= Meredith Merle Nicholson =

American cinematographer (1913–2005)

Meredith Merle Nicholson (March 11, 1913 – August 18, 2005) was an American cinematographer. He worked behind the camera on low-budget films of the 1950s, hit television series in the 1960s, and comedies, dramas, and made-for-TV movies in the 1970s and 1980s.

In 1953, Nicholson, along with his two sons and three other partners, created the company Panavision. While working as an administrator there, he was able to take occasional quick jobs as a cameraman. He was eventually forced out of Panavision in 1960, and devoted the rest of his career to filming.

Nicholson's first job as cinematographer was working for his friend Richard Cunha on Cunha's second film She Demons in 1958. This was followed by work on Cunha's Frankenstein's Daughter (also in 1958), and Missile to the Moon in 1959. Nicholson is credited with achieving amazing results on these films, despite severe budget and time limitations. Each of these films was shot in eight days or fewer. This allowed time for Nicholson to also work on the film The Decks Ran Red at MGM.

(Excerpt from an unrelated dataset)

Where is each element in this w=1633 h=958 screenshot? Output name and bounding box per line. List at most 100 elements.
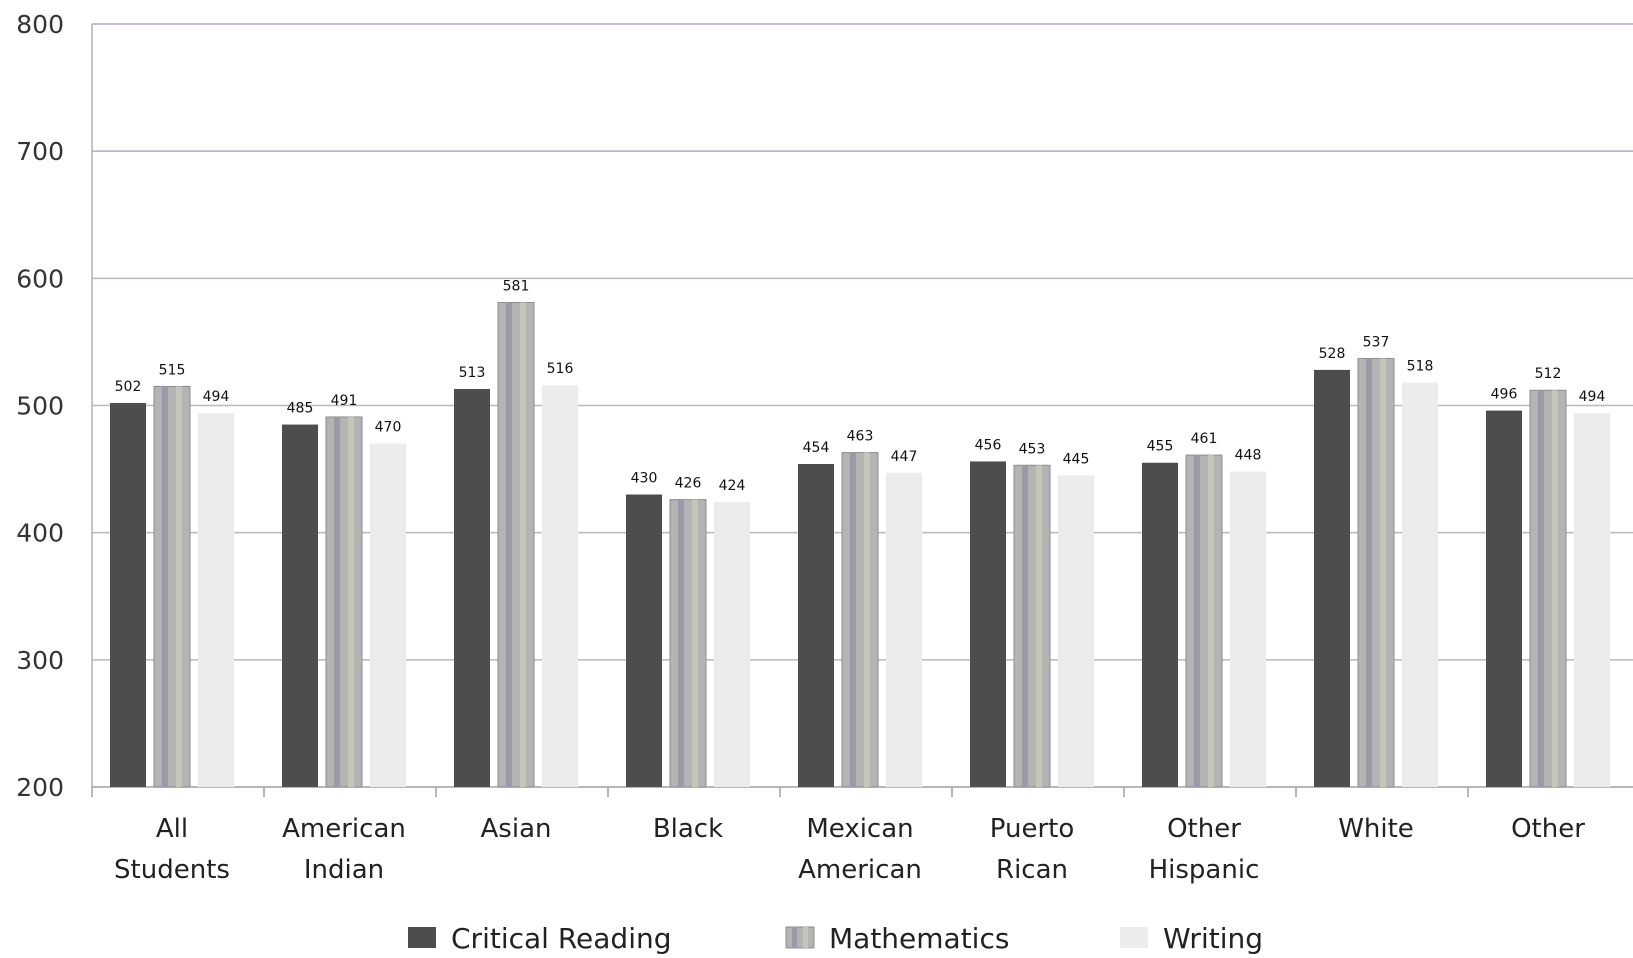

After leaving Panavision, Nicholson joined the production crew of the television series My Three Sons. He also was the cinematographer on the television series The Blue Angels and two films by Edgar Ulmer, Beyond the Time Barrier and The Amazing Transparent Man. He later worked on the more obscure films Dangerous Charter, The Devil's Hand, and Escape from Hell Island.

Nicholson's work after these films was exclusively in television. He worked on the series The Fugitive, Twelve O'Clock High, Get Smart, Batman, and The Invaders. In the 1970s he worked on M*A*S*H, Get Christie Love!, Mork & Mindy, and The Odd Couple. Nicholson continued to work in television until the late 1980s. The last television series he worked on was My Sister Sam, which ended in 1988.

Nicholson died on 18 August 2005. He is survived by his daughter Linda Ahern and two sons.